Youngkin, who received Donald Trump’s endorsement in May, led a largely ill-defined campaign, often hewing close to the former president’s 2020 election lies while also coyly trying to distance himself from them. Similar to Trump, Youngkin is a businessman with no political experience whose campaign focused on hot-button social topics — like outrage over school curricula — rather than substantive policy discussions.
From the outset, it was clear Youngkin would need fervent support from the state’s conservative base, along with the backing of some white voters in Democratic-leaning areas like Loudoun County, to win the race.
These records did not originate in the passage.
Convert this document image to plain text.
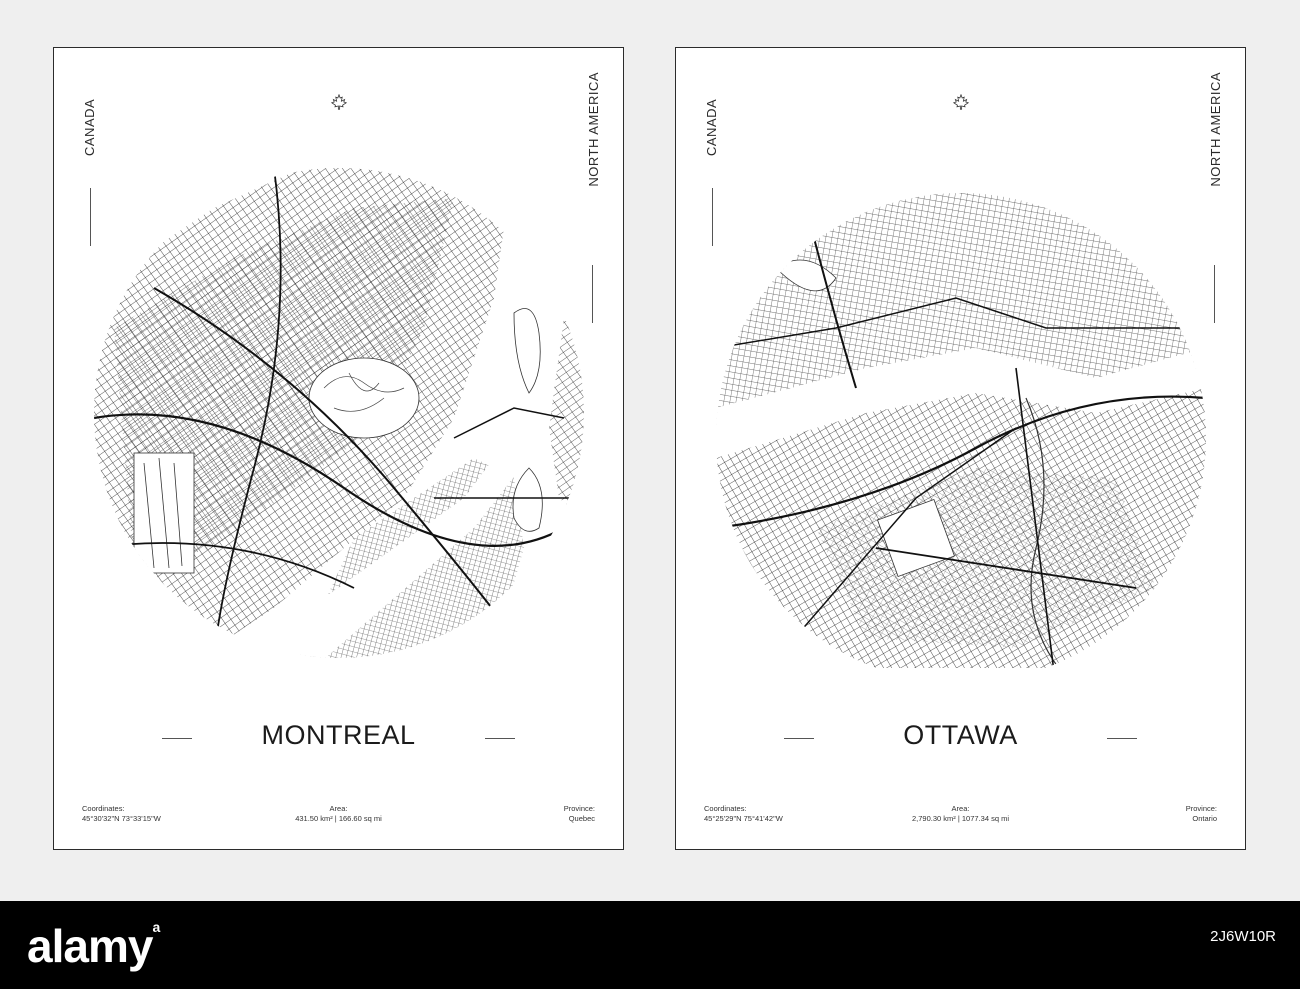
CANADA	NORTH AMERICA
MONTREAL
Coordinates:
45°30'32"N 73°33'15"W
Area:
431.50 km² | 166.60 sq mi
Province:
Quebec
CANADA	NORTH AMERICA
OTTAWA
Coordinates:
45°25'29"N 75°41'42"W
Area:
2,790.30 km² | 1077.34 sq mi
Province:
Ontario
alamy$^a$
2J6W10R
Ultimately, his campaign settled on a game plan that seemed to resonate deeply with white voters in Virginia: targeting school lesson plans that address inequality and social justice. Youngkin adopted the conservative strategy of falsely grouping these lesson plans under the label of “critical race theory,” and he promised to ban such teachings “on day one” if elected. Critical race theory is a college-level field of study that’s not taught in Virginia K-12 schools, but it’s become a catchall phrase for intellectually lazy people — many of them white — who want to stigmatize any discussion about American racism.
In the final weeks of his campaign, Youngkin focused almost exclusively on attacking lesson plans about inequality. He hosted multiple “Parents Matter” rallies, where attendees could gather to express outrage over school curricula. And last week, his campaign released an ad featuring a white mother who fought to have “Beloved,” Toni Morrison’s Pulitzer Prize-winning novel about slavery, banned from her son’s school district.
The Youngkin campaign discovered that this contingent of angry, willfully ignorant white people was the key ingredient needed to elect a GOP governor in Virginia for the first time since 2009. We can expect more Republicans to try the same gambit as we inch closer to next year’s consequential midterm elections.
Trump’s endorsement could have been a detriment to Youngkin in a state Trump lost by about 10 percentage points last year. But Youngkin managed to endear himself to voters — some of them in liberal enclaves — with a platform designed to shield Americans from the reality of the country’s racist history.